Situação Geral dos Tribunais

A violação do dever de respeito dos filhos maiores para com os pais faz cessar a obrigação de prestar alimentos

      C e D contraíram matrimónio em 1989, do qual tiveram dois filhos A e B, em 1991 e em 1992. Em 2010, A e B foram sucessivamente estudar para Canadá. Durante os seus estudos no Canadá, surgiu problema no casamento de seus pais e que foi decretado finalmente o divórcio pelo Tribunal. Na sentença dos autos de alimentos provisórios, o Tribunal julgou que ambas C e D devem assumir a responsabilidade de prestação de alimentos provisórios a A e B (incluindo as despesas mensais, as propinas universitárias e as despesas de bilhete de avião dos seus regressos a Macau em férias), na proporção de 3:7. No entanto, C e D não pagaram as despesas mensais e as propinas universitárias de A e B durante os seus estudos no Canadá. Portanto, A e B intentaram no Tribunal Judicial de Base (TJB) uma acção declarativa com processo comum ordinário contra C e D, pedindo que estes fossem condenados no pagamento de alimentos devidos àqueles.

      Na sua contestação apresentada, deduziu C a excepção peremptória, alegando a falta de respeito filial que os dois autores vieram manifestando para com ele, o que tornou inexigível a prestação de alimentos por sua parte. No despacho saneador, o juíz do TJB julgou improcedente tal excepção peremptória.

      Inconformado com a decisão, recorreu C para o Tribunal de Segunda Instância (TSI). O TSI julgou procedente este recurso interposto pelo C, revogando a decisão recorrida constante do despacho saneador e a sentença final recorrida, e determinou a remessa dos autos ao TJB a fim de ser seleccionada a matéria de facto pertinente para a apreciação da excepção deduzida pelo C, procedendo-se eventualmente à audiência de julgamento e à subsequente aplicação de direito.

      Inconformados A e B, recorreram para o Tribunal de Última Instância (TUI).

      O TUI conheceu do caso. O Tribunal Colectivo indicou que é uma obrigação principal dos pais prestar alimentos aos filhos, que só ficam desobrigados nos casos expressamente previstos.
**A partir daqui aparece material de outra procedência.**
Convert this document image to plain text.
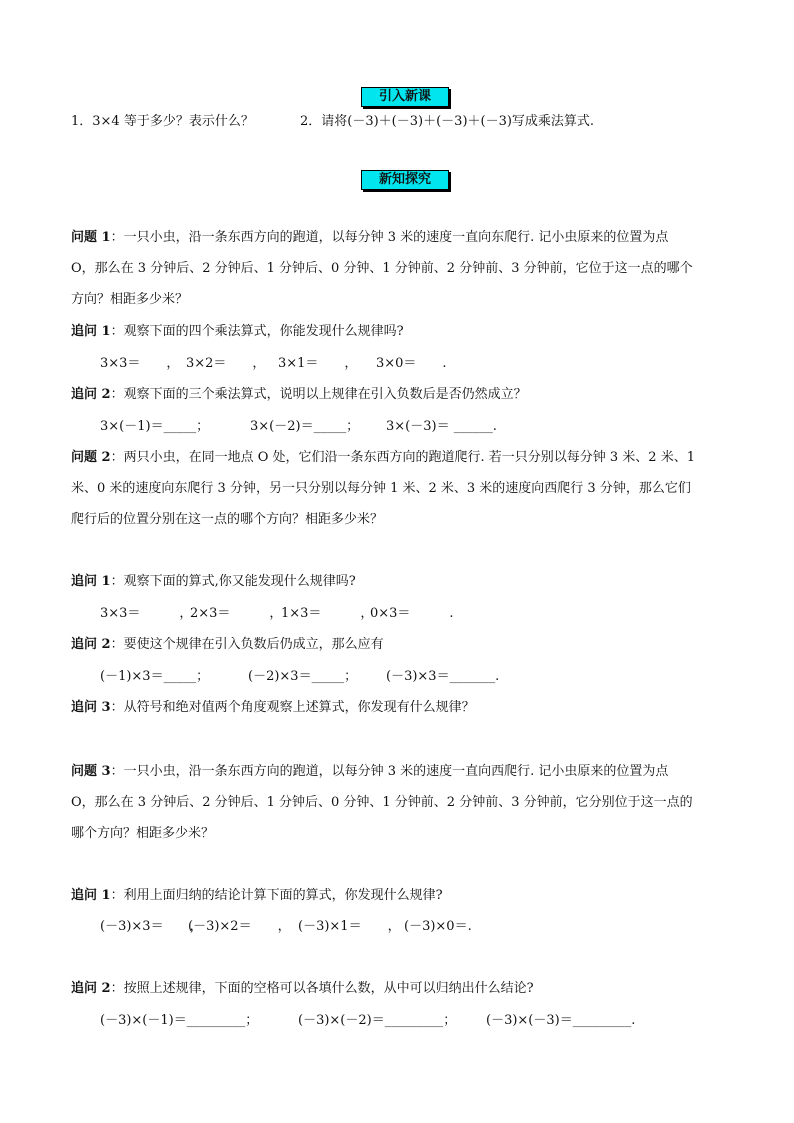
引入新课
1．3×4 等于多少？表示什么？	2．请将(－3)＋(－3)＋(－3)＋(－3)写成乘法算式.
新知探究
问题 1：一只小虫，沿一条东西方向的跑道，以每分钟 3 米的速度一直向东爬行. 记小虫原来的位置为点
O，那么在 3 分钟后、2 分钟后、1 分钟后、0 分钟、1 分钟前、2 分钟前、3 分钟前，它位于这一点的哪个
方向？相距多少米？
追问 1：观察下面的四个乘法算式，你能发现什么规律吗?
3×3＝　　， 3×2＝　　， 3×1＝　　， 3×0＝　　.
追问 2：观察下面的三个乘法算式，说明以上规律在引入负数后是否仍然成立？
3×(－1)＝_____；	3×(－2)＝_____； 3×(－3)＝ ______.
问题 2：两只小虫，在同一地点 O 处，它们沿一条东西方向的跑道爬行. 若一只分别以每分钟 3 米、2 米、1
米、0 米的速度向东爬行 3 分钟，另一只分别以每分钟 1 米、2 米、3 米的速度向西爬行 3 分钟，那么它们
爬行后的位置分别在这一点的哪个方向？相距多少米？
追问 1：观察下面的算式,你又能发现什么规律吗?
3×3＝　　　，
2×3＝　　　，
1×3＝　　　，
0×3＝　　　.
追问 2：要使这个规律在引入负数后仍成立，那么应有
(－1)×3＝_____；	(－2)×3＝_____； (－3)×3＝_______.
追问 3：从符号和绝对值两个角度观察上述算式，你发现有什么规律？
问题 3：一只小虫，沿一条东西方向的跑道，以每分钟 3 米的速度一直向西爬行. 记小虫原来的位置为点
O，那么在 3 分钟后、2 分钟后、1 分钟后、0 分钟、1 分钟前、2 分钟前、3 分钟前，它分别位于这一点的
哪个方向？相距多少米？
追问 1：利用上面归纳的结论计算下面的算式，你发现什么规律?
(－3)×3＝　　，
(－3)×2＝　　， (－3)×1＝　　， (－3)×0＝.
追问 2：按照上述规律，下面的空格可以各填什么数，从中可以归纳出什么结论?
(－3)×(－1)＝_________；	(－3)×(－2)＝_________； (－3)×(－3)＝_________.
Com a maioridade dos filhos, cessa em princípio o poder paternal e, consequentemente, o dever dos pais de prestar alimentos aos filhos. No entanto, o legislador faz subsistir tal obrigação após a maioridade ou emancipação dos filhos, face à incapacidade económica dos filhos maiores para prover ao seu sustento e educação. Esta obrigação excepcional tem um carácter temporário, que pelo tempo normalmente requerido para que aquela formação se complete. Resulta da factualidade assente que os autores já atingiram a maioridade e continuam o seu estudo no Canadá, onde não trabalham. Daí que os seus pais têm, em princípio, a obrigação legal de prover ao sustento dos filhos e de assumir as despesas relativas à sua segurança, saúde e educação, nos termos do art.º 1735.º do Código Civil.
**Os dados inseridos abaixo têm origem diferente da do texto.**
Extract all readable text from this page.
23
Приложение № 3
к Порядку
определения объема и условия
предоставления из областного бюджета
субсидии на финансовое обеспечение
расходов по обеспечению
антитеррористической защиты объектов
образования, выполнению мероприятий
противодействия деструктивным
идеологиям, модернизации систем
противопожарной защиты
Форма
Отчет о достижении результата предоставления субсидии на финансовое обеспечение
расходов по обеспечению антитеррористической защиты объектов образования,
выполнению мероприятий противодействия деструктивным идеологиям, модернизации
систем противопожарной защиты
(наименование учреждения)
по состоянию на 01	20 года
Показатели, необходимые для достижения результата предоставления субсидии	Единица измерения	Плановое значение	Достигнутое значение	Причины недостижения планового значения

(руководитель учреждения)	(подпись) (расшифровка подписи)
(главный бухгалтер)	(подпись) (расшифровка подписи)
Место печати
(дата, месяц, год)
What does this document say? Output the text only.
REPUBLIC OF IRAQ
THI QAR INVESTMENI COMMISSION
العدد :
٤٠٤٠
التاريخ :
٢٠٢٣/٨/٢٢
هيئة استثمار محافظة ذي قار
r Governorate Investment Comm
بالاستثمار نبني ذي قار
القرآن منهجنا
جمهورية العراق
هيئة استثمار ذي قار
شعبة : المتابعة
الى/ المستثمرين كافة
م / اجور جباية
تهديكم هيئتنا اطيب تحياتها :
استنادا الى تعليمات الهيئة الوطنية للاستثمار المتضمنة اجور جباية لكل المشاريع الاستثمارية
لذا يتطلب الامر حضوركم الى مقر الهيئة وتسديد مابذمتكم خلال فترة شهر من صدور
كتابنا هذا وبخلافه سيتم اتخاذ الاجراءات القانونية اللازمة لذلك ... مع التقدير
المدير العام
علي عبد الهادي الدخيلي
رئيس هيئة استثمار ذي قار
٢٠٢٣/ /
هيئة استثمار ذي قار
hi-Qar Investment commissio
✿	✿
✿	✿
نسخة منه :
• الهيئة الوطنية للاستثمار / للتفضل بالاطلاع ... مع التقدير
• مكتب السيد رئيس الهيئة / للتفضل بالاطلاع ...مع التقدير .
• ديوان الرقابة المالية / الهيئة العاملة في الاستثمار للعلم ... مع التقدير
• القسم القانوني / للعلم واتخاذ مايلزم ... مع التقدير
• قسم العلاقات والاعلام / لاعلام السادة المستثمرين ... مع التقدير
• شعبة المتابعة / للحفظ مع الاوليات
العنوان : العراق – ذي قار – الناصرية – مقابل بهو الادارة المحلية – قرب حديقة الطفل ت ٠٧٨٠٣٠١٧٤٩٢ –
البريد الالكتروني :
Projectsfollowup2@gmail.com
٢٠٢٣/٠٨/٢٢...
      No entanto, os alimentos têm que obedecer a um critério de razoabilidade, que na medida em que seja razoável exigir aos pais o seu cumprimento, no que concerne a esta razoabilidade, é necessário que, no circunstancialismo concreto do caso, seja justo e sensato exigir dos pais a continuação da contribuição a favor dos filhos já de maioridade, sendo que a prestação alimentar tem de ser razoavelmente proporcionada aos meios económicos dos pais e criteriosamente proporcional às necessidades dos filhos. Há que chamar ainda à colação o disposto na al. c) do n.º 1 do art.º 1854.º do Código Civil, segundo o qual a violação grave dos seus deveres por parte do credor para com o obrigado faz cessar a obrigação de prestar alimentos. Os deveres aludidos abrange evidentemente o dever de respeito, previsto no art.º 1729 do Código Civil, que se trata dum dever dos filhos para com os seus pais.

      O Tribunal Colectivo afirmou que, na sociedade de Macau onde a maioria da população é chinesa, o respeito dos filhos para com os pais também é um valor ético essencial. É difícil de aceitar que os filhos maiores que não cumpram devidamente o dever de respeito para com os seus pais possam ainda exigir estes a prestar alimentos, continuando a sustentá-los. Não se trata duma concepção plausível. Daí que, se os filhos maiores violarem gravemente o dever de respeito para com os pais, estes ficam desobrigados de prestar alimentos.

      Face ao exposto, o Tribunal Colectivoacordou em negar provimento ao recurso, com manutenção da decisão recorrida.

      Cfr. o acórdão do processo n.º 33/2016 do Tribunal de Última Instância.